Using the constraints above we end up with:

\[k_{i-1}[x_{i-1}-x_i] + 2 k_i [x_{i-1} - x_{i+1}] + k_{i+1}[x_i-x_{i+1}] = 6\left[ \frac{y_{i-1}-y_i}{x_{i-1}-x_i} - \frac{y_{i}-y_{i+1}}{x_{i}-x_{i+1}} \right]\]

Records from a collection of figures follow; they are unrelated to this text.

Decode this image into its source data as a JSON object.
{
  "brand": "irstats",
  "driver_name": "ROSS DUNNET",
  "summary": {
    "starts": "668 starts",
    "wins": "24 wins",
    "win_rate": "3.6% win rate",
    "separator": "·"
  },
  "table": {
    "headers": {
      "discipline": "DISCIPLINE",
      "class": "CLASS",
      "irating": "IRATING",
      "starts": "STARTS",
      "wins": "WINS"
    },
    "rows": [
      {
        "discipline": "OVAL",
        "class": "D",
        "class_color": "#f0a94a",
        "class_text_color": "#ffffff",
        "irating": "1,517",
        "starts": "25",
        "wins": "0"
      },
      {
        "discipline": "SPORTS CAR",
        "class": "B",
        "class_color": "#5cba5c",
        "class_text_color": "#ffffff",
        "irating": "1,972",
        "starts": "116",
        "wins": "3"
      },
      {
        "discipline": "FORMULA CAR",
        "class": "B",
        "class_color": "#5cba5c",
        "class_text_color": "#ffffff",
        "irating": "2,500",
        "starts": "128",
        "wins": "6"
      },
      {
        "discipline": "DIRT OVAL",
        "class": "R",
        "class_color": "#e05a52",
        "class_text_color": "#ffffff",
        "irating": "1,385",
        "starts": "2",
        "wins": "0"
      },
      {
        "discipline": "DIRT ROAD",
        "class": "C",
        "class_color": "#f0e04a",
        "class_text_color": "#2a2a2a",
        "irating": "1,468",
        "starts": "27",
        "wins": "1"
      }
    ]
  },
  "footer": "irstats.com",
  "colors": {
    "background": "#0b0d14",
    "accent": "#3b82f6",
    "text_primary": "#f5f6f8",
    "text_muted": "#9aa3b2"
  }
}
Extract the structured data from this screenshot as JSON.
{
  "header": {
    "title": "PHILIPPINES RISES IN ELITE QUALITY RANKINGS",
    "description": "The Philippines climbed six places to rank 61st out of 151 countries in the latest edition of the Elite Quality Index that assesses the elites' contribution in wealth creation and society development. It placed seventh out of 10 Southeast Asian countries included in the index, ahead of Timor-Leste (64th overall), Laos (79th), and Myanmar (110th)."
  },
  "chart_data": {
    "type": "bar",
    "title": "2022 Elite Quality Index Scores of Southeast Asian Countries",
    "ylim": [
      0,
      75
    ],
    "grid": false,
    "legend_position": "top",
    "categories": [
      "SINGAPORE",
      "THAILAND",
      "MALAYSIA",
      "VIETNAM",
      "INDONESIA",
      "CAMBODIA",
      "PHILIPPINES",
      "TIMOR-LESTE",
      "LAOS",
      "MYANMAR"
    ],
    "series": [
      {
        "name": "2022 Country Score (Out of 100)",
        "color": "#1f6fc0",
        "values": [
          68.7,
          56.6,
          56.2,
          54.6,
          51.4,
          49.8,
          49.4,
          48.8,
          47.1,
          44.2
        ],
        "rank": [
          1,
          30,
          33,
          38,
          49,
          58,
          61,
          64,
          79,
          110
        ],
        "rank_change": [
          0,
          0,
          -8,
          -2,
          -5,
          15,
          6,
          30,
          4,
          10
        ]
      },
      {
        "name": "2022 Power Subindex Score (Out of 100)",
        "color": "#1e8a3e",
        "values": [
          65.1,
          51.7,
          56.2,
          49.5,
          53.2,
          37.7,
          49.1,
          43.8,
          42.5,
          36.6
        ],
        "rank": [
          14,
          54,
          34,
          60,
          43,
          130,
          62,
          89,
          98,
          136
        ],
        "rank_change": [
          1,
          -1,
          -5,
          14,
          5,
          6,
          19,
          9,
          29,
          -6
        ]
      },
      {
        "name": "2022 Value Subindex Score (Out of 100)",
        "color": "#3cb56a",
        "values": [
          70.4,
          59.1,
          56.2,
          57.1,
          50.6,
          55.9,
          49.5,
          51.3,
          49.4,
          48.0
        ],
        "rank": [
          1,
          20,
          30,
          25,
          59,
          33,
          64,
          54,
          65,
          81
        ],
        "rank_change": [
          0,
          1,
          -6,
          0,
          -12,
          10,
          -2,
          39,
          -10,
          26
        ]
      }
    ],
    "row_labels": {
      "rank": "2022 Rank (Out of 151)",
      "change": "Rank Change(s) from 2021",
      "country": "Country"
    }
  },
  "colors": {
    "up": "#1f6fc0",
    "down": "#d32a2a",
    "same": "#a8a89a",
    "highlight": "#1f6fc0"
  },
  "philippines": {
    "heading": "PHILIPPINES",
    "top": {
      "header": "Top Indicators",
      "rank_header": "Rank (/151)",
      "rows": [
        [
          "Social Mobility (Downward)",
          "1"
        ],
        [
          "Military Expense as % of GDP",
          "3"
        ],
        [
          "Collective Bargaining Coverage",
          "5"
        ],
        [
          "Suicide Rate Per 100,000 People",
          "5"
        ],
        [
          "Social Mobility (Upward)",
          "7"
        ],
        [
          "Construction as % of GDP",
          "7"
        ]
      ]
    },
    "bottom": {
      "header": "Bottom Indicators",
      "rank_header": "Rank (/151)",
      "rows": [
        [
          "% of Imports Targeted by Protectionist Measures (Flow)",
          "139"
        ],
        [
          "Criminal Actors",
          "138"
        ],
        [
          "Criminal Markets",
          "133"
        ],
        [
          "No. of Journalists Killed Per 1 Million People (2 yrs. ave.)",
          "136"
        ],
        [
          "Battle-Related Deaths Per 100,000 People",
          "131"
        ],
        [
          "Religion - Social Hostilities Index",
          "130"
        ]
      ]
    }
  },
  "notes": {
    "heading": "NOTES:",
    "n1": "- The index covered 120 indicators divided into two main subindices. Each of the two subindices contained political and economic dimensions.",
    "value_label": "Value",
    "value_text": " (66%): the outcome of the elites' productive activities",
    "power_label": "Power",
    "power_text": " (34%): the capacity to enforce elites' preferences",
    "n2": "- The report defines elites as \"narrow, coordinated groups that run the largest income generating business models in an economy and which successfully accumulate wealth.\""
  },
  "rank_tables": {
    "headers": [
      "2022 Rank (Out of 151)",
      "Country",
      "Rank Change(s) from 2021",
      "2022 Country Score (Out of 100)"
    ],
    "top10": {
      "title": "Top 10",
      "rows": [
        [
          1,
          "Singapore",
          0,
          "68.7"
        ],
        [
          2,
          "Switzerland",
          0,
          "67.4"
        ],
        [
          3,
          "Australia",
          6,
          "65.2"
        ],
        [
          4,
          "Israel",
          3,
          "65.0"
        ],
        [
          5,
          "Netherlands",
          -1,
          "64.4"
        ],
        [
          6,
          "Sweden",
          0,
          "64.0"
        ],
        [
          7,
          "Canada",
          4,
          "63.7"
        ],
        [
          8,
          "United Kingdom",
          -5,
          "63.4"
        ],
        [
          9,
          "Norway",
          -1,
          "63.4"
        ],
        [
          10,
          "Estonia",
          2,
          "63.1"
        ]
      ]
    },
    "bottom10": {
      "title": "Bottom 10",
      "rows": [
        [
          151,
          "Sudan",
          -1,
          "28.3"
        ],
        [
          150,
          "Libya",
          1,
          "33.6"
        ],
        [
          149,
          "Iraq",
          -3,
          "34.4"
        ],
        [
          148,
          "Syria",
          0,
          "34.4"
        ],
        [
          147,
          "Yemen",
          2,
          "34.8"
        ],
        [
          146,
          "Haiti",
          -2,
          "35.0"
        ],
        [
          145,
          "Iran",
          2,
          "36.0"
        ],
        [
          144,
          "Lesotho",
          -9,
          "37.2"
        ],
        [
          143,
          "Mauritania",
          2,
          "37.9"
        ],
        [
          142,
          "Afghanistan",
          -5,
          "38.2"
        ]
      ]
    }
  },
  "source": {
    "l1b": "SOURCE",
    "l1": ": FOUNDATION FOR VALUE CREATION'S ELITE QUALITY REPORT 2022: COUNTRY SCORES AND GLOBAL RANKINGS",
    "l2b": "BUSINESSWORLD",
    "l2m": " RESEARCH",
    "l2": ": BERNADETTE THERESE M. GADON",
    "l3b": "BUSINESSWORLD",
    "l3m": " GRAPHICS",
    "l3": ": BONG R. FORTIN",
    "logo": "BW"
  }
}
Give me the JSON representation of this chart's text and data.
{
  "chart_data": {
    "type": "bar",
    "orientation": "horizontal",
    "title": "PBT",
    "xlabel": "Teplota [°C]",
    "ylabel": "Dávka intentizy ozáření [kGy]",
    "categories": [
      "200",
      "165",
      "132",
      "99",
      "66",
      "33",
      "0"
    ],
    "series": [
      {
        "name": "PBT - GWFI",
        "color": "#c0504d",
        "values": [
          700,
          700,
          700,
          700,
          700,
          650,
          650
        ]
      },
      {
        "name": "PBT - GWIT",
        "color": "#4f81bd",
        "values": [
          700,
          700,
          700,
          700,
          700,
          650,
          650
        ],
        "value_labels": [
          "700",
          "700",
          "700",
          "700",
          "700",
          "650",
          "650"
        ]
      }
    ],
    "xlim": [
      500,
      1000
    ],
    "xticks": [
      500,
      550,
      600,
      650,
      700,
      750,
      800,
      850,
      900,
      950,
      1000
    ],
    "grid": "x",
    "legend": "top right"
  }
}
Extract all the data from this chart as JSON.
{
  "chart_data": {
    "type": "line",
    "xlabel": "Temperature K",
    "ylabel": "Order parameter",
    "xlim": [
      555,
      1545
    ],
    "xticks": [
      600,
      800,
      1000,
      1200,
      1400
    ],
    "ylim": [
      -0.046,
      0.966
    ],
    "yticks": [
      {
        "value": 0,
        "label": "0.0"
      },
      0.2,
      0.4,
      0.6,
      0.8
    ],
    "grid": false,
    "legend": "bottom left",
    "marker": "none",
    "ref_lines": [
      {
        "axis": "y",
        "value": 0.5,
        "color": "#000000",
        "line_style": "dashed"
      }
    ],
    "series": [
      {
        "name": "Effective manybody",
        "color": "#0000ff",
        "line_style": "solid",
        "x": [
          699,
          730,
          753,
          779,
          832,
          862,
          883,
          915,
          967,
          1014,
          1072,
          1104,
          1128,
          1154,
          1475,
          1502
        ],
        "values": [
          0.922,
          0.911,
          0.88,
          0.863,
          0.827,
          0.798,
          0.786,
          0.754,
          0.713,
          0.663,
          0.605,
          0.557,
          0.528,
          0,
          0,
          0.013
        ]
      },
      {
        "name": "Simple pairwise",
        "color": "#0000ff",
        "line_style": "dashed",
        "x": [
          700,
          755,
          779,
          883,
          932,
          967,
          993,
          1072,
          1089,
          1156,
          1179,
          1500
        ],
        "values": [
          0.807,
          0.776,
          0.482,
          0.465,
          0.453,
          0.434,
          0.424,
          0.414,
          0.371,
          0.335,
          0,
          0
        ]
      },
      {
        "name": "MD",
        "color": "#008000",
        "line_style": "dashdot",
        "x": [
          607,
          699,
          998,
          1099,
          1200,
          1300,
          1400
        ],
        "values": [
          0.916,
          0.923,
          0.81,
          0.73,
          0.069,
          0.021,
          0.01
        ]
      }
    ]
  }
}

which is a tridiagonal matrix!

\[\begin{split} \begin{bmatrix} 1 & 0 & 0 & 0 & 0 & 0 & 0 & 0 & 0 & 0 & 0 \\ 1 & 4 & 1 & 0 & 0 & 0 & 0 & 0 & 0 & 0 & 0 \\ 0 & 1 & 4 & 1 & 0 & 0 & 0 & 0 & 0 & 0 & 0 \\ 0 & 0 & 1 & 4 & 1 & 0 & 0 & 0 & 0 & 0 & 0 \\ 0 & 0 & 0 & 1 & 4 & 1 & 0 & 0 & 0 & 0 & 0 \\ 0 & 0 & 0 & 0 & 1 & 4 & 1 & 0 & 0 & 0 & 0 \\ 0 & 0 & 0 & 0 & 0 & 1 & 4 & 1 & 0 & 0 & 0 \\ 0 & 0 & 0 & 0 & 0 & 0 & 1 & 4 & 1 & 0 & 0 \\ 0 & 0 & 0 & 0 & 0 & 0 & 0 & 1 & 4 & 1 & 0 \\ 0 & 0 & 0 & 0 & 0 & 0 & 0 & 0 & 1 & 4 & 1 \\ 0 & 0 & 0 & 0 & 0 & 0 & 0 & 0 & 0 & 0 & 1 \\ \end{bmatrix} \begin{bmatrix} k_1 \\ k_2\\ k_3\\ k_4\\ k_5\\ k_6\\ k_7\\ k_8\\ k_9\\ k_{10}\\ k_{11} \end{bmatrix} = \begin{bmatrix} 0\\ -0.424 \\ -1.052 \\ -0.891 \\ 1.138 \\ 2.654 \\ 1.138 \\ -0.891 \\ -1.052 \\ -0.424 \\ 0 \end{bmatrix} \end{split}\]

# prompt: Do a cubic spline of x_d and y_d and plot against the original function from -5.5 to 5.5

import matplotlib.pyplot as plt
import numpy as np
from scipy.interpolate import CubicSpline

# Create a cubic spline interpolation
cs = CubicSpline(x_d, y_d)

# Create x values for plotting the interpolated spline
x_interp = np.linspace(-6, 6, 200)
y_interp = cs(x_interp)

# Plot the original curve, sampled points, and interpolated spline
plt.plot(x_toy, y_toy, label='exp(-(x/2)^2)')
plt.scatter(x_d, y_d, color='red', label='Sampled points')
plt.plot(x_interp, y_interp, label='Cubic Spline Interpolation')
plt.xlabel('x')
plt.ylabel('y')
plt.legend()
plt.title('Function, Sampled Points, and Cubic Spline Interpolation')
plt.grid(True)
plt.show()

---------------------------------------------------------------------------
ModuleNotFoundError                       Traceback (most recent call last)
Cell In[1], line 5
      3 import matplotlib.pyplot as plt
      4 import numpy as np
----> 5 from scipy.interpolate import CubicSpline
      7 # Create a cubic spline interpolation
      8 cs = CubicSpline(x_d, y_d)

ModuleNotFoundError: No module named 'scipy'

Analysis of cubic splines

We note:

• Cubic splines are stiffer in that they don’t have high-frequency oscillations (thus avoiding Runge’s phenomenon).

• The concept of smoothness is easy in 1D, but what does it mean for 2D+? How would you ensure continuity along an edge?

• Specifying smoothness as part of the goals going in suggest this is more of a global scheme. This requires simultaneous linears systems to be solved.